Most of Dr. Ellis’ patients that use medical marijuana range in age from the late 20s to the 60s; a few are in their 80s. Some are military veterans like Ellis, a former Navy doctor. “I saw this as being a service that could help a lot of veterans,” she says.

The goal of treatment is to manage symptoms. “A lot of these people work. They are not sitting in the house dying,” says Ellis, whose practice at 2520 Central Ave., St. Petersburg, is a mix of home and office visits and telemedicine. “This is definitely helping with their lives.”


Dr. Natalie Ellis is one of the few doctors who do house calls these days. She serves a downtown community in St. Petersburg, visiting patients when they are sick or when young children make it inconvenient for them to come to the office.

Much like Dr. Quinn of Dr. Quinn Medicine Woman, Dr. Ellis is a pioneer. She is one of a growing number of Florida physicians licensed to treat patients with cannabis.

The newly licensed medical marijuana practitioners are learning as they go. “All of this is really new,” she says. “There’re a lot of people that still don’t know it’s legal.”

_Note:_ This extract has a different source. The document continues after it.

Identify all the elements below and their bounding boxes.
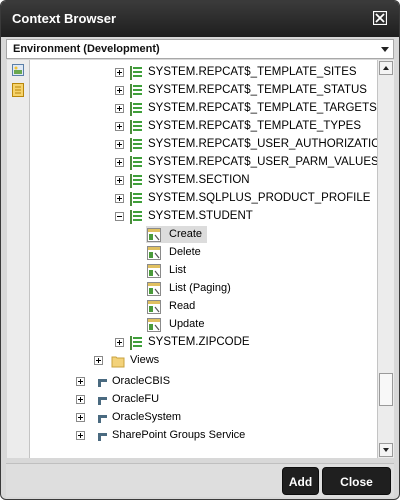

Marijuana is a Schedule 1 illegal drug under federal law, but the momentum is growing for full or partial legalization. Florida has joined 43 other U.S. states and the District of Columbia in allowing some form of medical marijuana, according to the National Center for Biotechnology Information, U.S. National Library of Medicine.

The Sunshine State passed a constitutional amendment to legalize medical marijuana in November 2016. Doctors have been undergoing special state training and 13 medical marijuana treatment centers (click here for a list of current Florida Medical Marijuana Dispensaries as of May 2018) have been licensed through the state Office for Medical Marijuana Use.

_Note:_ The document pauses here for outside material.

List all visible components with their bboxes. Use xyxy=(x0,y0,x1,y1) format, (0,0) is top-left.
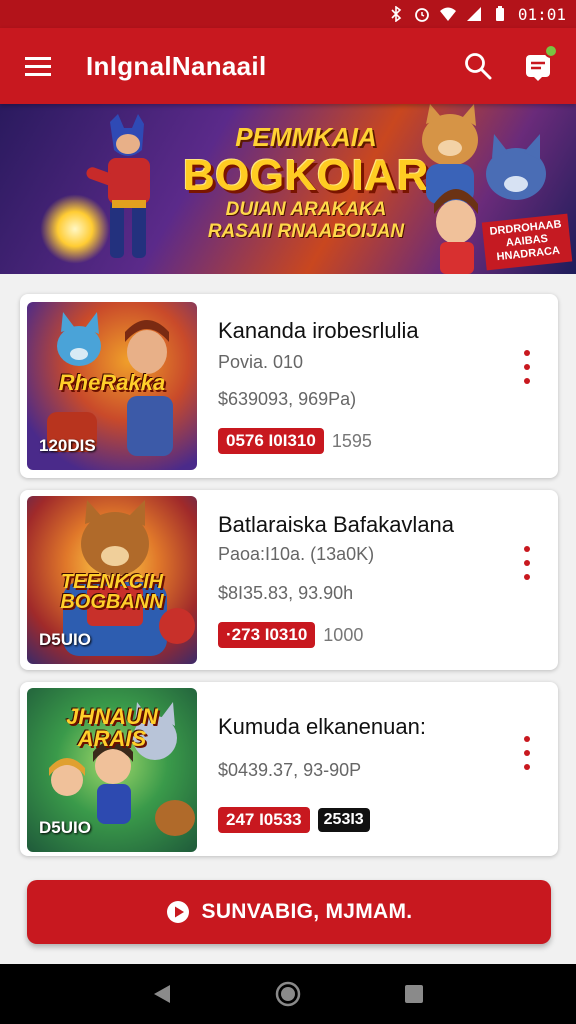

In Florida, the term medical marijuana refers to all parts of the cannabis plant, including its seeds and resin, and any compound made from it and dispensed at a state medical marijuana treatment center. Legally, it can’t be smoked. However, a number of conditions can be treated legally, including cancer, epilepsy, glaucoma, human immunodeficiency virus or HIV, acquired immune deficiency syndrome or AIDS, Post-Traumatic Stress Disorder, Amyotrophic Lateral Sclerosis, Crohn’s disease, Parkinson’s disease, Multiple Sclerosis, and chronic pain related to medical conditions that qualify for treatment.

Medical marijuana in Florida may contain significant amounts of tetrahydrocannabinol or THC, which is responsible for the high associated with marijuana. Low-THC products, which rely on cannabidiol or CDB for its health benefits, don’t have the euphoric properties and are considered to be distinct.